Смена комнаты для сеансов

Сеанс следующего вечера был, на мой взгляд, наиболее удовлетворительным, как эксперимент, за всё время моего визита в одном отношении, а именно в том, что он доказал, что ни зала сверху, ни полая платформа, ни дверь шкафа, ни то таинственное окно, что так разволновало умы многих поверхностных «скептиков», имели какое-либо отношение к манифестациям. Непосредственно перед тем временем, когда обычно собирались люди для сеанса, найдя братьев Эдди в необычно сговорчивом настроении, я предложил, что хотя бы в этот раз мы должны провести сеанс в приемной, где мы сидели вокруг печки. Когда на это было получено незамедлительное согласие, сверху была принесена старая шаль, висящая поверх двери шкафа, со стены темного чулана под лестницей были сняты грубый матрас и какая-то рабочая одежда, и мы были готовы начать сеанс.

Эта комната, или чулан, имеет размеры 9 футов 2 дюйма [2,8 м] на 5 футов 3 дюйма [1,6 м], с потолком высотой в 8 футов [2,4 м], – помещение тесное для того, чтобы в нем мог спать один человек, с закрытой дверью, и место, которое, скорее всего, оказалось бы смертельным для любой пары легких, когда-либо испытывавших глоток свежего воздуха. При всем этом, это то, куда «Джо» – ворчливый, неуживчивый, но музыкально одаренный работник фермы, которого помнит всякий ее посетивший, – удаляется для ночного отдыха. В любом случае, здесь нет окна, чтобы вызвать подозрения какого-нибудь придирчивого психолога или потребовать, чтобы я запечатал его сеткой от москитов, и я заключил, что если духи смогут показать себя здесь, одного этого факта будет достаточно, чтобы основательно подкрепить мои выводы.

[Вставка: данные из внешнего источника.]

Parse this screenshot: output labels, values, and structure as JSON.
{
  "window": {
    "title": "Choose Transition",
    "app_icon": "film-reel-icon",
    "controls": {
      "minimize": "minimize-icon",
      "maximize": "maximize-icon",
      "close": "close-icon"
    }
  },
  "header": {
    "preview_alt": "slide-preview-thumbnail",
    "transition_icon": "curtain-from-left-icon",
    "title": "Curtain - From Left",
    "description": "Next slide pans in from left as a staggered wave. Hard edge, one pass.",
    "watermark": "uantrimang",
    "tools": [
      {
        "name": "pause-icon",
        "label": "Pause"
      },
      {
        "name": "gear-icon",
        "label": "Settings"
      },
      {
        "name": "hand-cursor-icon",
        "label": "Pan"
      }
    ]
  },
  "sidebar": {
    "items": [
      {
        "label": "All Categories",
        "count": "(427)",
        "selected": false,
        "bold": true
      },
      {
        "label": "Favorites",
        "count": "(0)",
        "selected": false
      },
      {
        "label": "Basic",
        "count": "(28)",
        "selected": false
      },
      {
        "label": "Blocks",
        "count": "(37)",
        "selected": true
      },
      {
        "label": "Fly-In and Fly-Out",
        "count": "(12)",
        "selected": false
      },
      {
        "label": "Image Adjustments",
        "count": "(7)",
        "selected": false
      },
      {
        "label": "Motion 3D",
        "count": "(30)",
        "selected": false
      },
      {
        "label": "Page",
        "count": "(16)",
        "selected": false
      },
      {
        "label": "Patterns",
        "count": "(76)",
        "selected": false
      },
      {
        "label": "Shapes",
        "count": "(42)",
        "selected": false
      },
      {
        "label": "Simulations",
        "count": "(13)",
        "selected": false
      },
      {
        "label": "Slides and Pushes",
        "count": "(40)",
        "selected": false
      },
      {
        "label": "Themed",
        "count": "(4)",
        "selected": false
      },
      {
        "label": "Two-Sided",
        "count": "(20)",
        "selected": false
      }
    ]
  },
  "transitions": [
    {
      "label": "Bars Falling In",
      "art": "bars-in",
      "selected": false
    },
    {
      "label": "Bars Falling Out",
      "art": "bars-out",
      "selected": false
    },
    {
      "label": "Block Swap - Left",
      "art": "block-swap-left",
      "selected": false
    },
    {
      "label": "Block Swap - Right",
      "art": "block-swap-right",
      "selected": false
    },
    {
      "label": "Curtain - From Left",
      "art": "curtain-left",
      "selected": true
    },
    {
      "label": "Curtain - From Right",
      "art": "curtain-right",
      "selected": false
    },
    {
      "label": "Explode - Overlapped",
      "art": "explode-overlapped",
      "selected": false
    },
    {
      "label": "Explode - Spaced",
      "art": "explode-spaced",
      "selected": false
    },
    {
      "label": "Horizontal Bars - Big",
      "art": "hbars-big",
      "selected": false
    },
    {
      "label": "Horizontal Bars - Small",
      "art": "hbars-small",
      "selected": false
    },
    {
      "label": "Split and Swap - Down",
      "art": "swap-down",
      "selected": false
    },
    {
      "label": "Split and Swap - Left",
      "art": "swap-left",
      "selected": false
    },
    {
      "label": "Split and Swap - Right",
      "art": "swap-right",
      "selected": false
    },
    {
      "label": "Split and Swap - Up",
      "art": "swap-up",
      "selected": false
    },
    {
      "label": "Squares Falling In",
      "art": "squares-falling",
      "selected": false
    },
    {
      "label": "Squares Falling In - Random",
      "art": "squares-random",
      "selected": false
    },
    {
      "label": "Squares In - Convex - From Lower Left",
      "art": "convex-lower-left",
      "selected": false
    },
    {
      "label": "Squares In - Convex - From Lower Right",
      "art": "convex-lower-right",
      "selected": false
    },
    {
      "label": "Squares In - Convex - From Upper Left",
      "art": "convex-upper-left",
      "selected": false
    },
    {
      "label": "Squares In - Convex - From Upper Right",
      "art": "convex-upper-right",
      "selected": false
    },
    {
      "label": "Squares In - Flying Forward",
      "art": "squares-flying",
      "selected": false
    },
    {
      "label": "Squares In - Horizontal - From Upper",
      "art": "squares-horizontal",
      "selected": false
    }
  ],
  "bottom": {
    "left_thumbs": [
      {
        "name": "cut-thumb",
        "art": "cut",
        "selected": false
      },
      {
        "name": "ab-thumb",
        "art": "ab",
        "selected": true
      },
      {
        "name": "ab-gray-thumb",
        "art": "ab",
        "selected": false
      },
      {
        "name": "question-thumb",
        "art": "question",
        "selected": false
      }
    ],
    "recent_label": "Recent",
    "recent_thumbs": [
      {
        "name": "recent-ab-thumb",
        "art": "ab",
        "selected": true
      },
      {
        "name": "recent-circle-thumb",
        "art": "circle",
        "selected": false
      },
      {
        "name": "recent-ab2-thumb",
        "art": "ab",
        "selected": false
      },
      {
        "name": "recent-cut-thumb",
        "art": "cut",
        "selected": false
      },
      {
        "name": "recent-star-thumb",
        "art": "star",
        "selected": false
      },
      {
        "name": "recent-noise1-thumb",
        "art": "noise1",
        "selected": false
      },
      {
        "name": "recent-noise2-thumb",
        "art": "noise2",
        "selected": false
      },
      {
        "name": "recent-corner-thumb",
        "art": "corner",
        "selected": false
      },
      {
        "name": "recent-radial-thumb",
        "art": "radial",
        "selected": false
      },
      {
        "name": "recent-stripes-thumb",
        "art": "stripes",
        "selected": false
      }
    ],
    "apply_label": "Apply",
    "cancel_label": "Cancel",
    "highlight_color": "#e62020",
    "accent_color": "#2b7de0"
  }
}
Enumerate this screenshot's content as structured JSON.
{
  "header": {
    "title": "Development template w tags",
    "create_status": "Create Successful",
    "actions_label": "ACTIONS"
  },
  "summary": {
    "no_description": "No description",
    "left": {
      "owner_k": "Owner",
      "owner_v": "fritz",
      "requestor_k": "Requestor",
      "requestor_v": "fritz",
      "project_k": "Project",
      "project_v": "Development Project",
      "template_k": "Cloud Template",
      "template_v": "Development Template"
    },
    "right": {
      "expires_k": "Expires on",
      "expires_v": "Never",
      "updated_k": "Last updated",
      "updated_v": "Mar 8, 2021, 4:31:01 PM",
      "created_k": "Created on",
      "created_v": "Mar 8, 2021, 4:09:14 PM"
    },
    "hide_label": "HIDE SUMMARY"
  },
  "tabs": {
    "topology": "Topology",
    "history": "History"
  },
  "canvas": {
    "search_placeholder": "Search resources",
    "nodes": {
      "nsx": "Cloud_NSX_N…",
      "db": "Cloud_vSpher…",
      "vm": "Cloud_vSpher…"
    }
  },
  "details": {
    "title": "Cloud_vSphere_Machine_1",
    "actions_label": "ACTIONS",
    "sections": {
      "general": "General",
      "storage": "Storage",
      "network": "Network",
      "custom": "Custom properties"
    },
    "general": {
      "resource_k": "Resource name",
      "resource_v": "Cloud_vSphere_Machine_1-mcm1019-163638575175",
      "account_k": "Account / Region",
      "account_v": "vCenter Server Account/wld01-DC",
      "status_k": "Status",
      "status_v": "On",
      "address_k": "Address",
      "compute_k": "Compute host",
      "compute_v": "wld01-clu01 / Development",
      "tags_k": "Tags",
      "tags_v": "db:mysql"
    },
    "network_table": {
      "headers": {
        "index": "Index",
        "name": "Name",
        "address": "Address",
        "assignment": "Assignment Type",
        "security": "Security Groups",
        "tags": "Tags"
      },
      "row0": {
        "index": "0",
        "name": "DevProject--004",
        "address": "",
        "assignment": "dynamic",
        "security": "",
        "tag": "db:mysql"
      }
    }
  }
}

Непосредственно перед тем, как был повешен платок, Уильям настоял на том, чтобы я зашёл в эту каморку и обследовал ее так, как мне бы вздумалось, но поскольку я уже успел надышаться её затхлой атмосферой, когда измерял её и простукивал ее стены и пол, я предпочел отказаться. Тем не менее, он не согласился принять мой отказ, и, таким образом, с лампой в руке, я вошёл внутрь и совершил общий осмотр. Кроме голого пола и оштукатуренных стен, смотреть там было нечего; и, ощупав Уильяма поверх одежды под шутливым предлогом совершения на него магнетического воздействия, я позволил себе, для убеждения читателя, удостовериться, что он не имел на себе никаких скрытых предметов. Платок-занавеска была должным образом размещена, и мы заняли свои места, образовав полукруг, протянувшийся от двери в зал до той, что вела в обеденную. Моя позиция была в центре полукруга, прямо напротив и не более чем в восьми или девяти футах [2,5–2,75 м] от двери «шкафа». Лампа была поставлена на полку в печной трубе в юго-восточном углу комнаты.

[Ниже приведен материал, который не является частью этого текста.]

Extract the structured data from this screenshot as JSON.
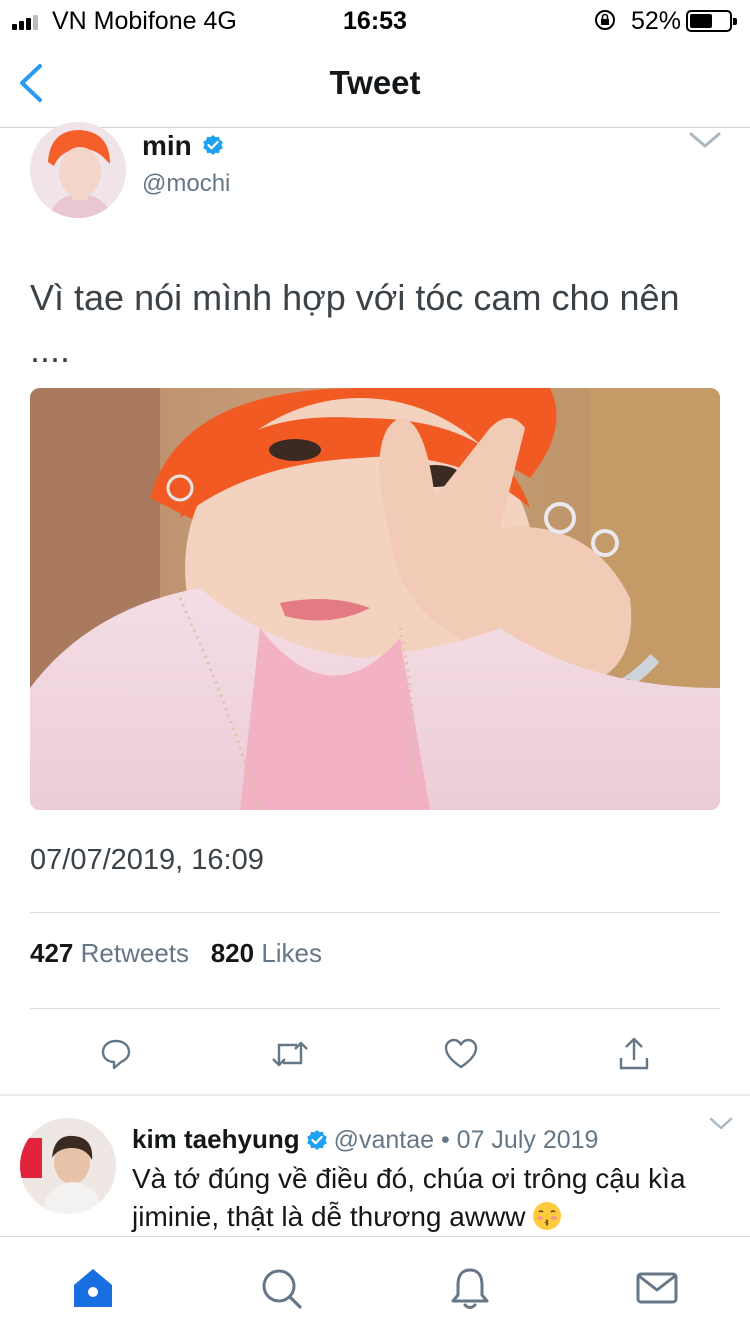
{
  "status_bar": {
    "carrier": "VN Mobifone  4G",
    "time": "16:53",
    "battery": "52%",
    "battery_level": 0.52
  },
  "nav": {
    "title": "Tweet",
    "back_icon": "chevron-left-icon"
  },
  "tweet": {
    "author_name": "min",
    "author_handle": "@mochi",
    "text": "Vì tae nói mình hợp với tóc cam cho nên ....",
    "timestamp": "07/07/2019, 16:09",
    "stats": {
      "retweets_count": "427",
      "retweets_label": "Retweets",
      "likes_count": "820",
      "likes_label": "Likes"
    },
    "actions": [
      "reply-icon",
      "retweet-icon",
      "like-icon",
      "share-icon"
    ]
  },
  "reply": {
    "author_name": "kim taehyung",
    "meta": "@vantae • 07 July 2019",
    "text": "Và tớ đúng về điều đó, chúa ơi trông cậu kìa jiminie, thật là dễ thương awww"
  },
  "tab_bar": {
    "tabs": [
      "home-icon",
      "search-icon",
      "notifications-icon",
      "messages-icon"
    ],
    "active": "home-icon"
  },
  "colors": {
    "accent": "#1da1f2",
    "nav_blue": "#2a6fd6",
    "secondary_text": "#657786",
    "icon_gray": "#657786"
  }
}
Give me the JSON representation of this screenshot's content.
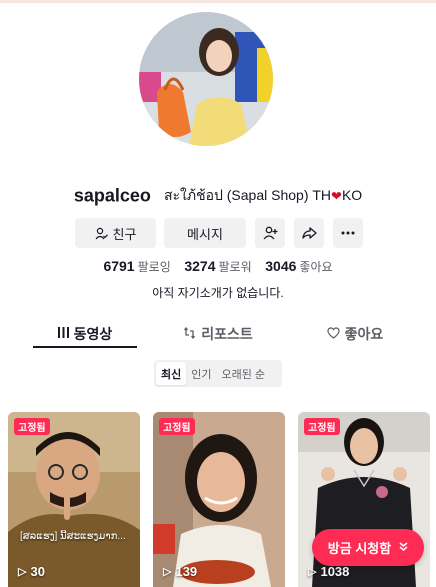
{
  "profile": {
    "username": "sapalceo",
    "nickname": "สะใภ้ช้อป (Sapal Shop) TH",
    "nickname_suffix": "KO",
    "heart_icon": "heart-icon",
    "bio": "아직 자기소개가 없습니다."
  },
  "actions": {
    "friends_label": "친구",
    "message_label": "메시지",
    "friends_icon": "person-check-icon",
    "add_icon": "person-plus-icon",
    "share_icon": "share-arrow-icon",
    "more_icon": "more-dots-icon"
  },
  "stats": {
    "following_count": "6791",
    "following_label": "팔로잉",
    "followers_count": "3274",
    "followers_label": "팔로워",
    "likes_count": "3046",
    "likes_label": "좋아요"
  },
  "tabs": [
    {
      "label": "동영상",
      "icon": "grid-icon",
      "active": true
    },
    {
      "label": "리포스트",
      "icon": "repost-icon",
      "active": false
    },
    {
      "label": "좋아요",
      "icon": "heart-outline-icon",
      "active": false
    }
  ],
  "sort": {
    "options": [
      "최신",
      "인기",
      "오래된 순"
    ],
    "selected": "최신"
  },
  "videos": [
    {
      "badge": "고정됨",
      "views": "30",
      "caption": "[ສລແຮງ] ນີ້ສະແຮງມາກ..."
    },
    {
      "badge": "고정됨",
      "views": "139"
    },
    {
      "badge": "고정됨",
      "views": "1038"
    }
  ],
  "watch_now": {
    "label": "방금 시청함",
    "icon": "chevron-down-double-icon"
  },
  "colors": {
    "accent": "#fe2c55",
    "text_primary": "#161823",
    "text_secondary": "#5c5e66",
    "button_bg": "#f1f1f2"
  }
}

Материализация духоткани при свете

Не заставив нас долго ждать, после промежутка в несколько минут шаль была поднята и из-за нее выпрыгнула Хонто с проворностью белки. Она была одета в единообразный светлый костюм, с поясом вокруг талии и свободно падающими на спину волосами. Она подошла к двери в обеденную, подняла защёлку и распахнула её; затем стала скакать взад-вперед в своей обычной манере, как если бы она была в прекрасном настроении. Платок за платком вытягивала она из ступней ног и плеч старой м-с Кливленд и м-ра Притчарда, всякий раз изумляя их так же, как Германн[6] изумляет своих жертв, которых он заманивает в качестве «ассистентов» во время своих фокуснических представлений. Затем она встала справа от двери шкафа, прямо напротив меня, пристально глядя на пол рядом с плинтусом. Сначала не было видно ничего, кроме голых досок, но – вуаля! – я вдруг увидел груду чего-то черного, как если бы это было частью женского платья или кусок черной сетчатой материи. Она протянула руку и ловко, большим и указательным пальцами, подняла это, и это оказалось – одной из ее шалей! Таким образом, на расстоянии в несколько футов от моего носа, она продемонстрировала весь процесс материализации тканей, оставив меня, как можно представить, в весьма удовлетворенном состоянии.


Материализация мужчин, женщин и детей

Вслед за Хонто вышла старая м-с Притчард, одетая, как обычно, в свое серое платье, белый передник и платок, и сказавшая несколько очень приятных слов своему сыну.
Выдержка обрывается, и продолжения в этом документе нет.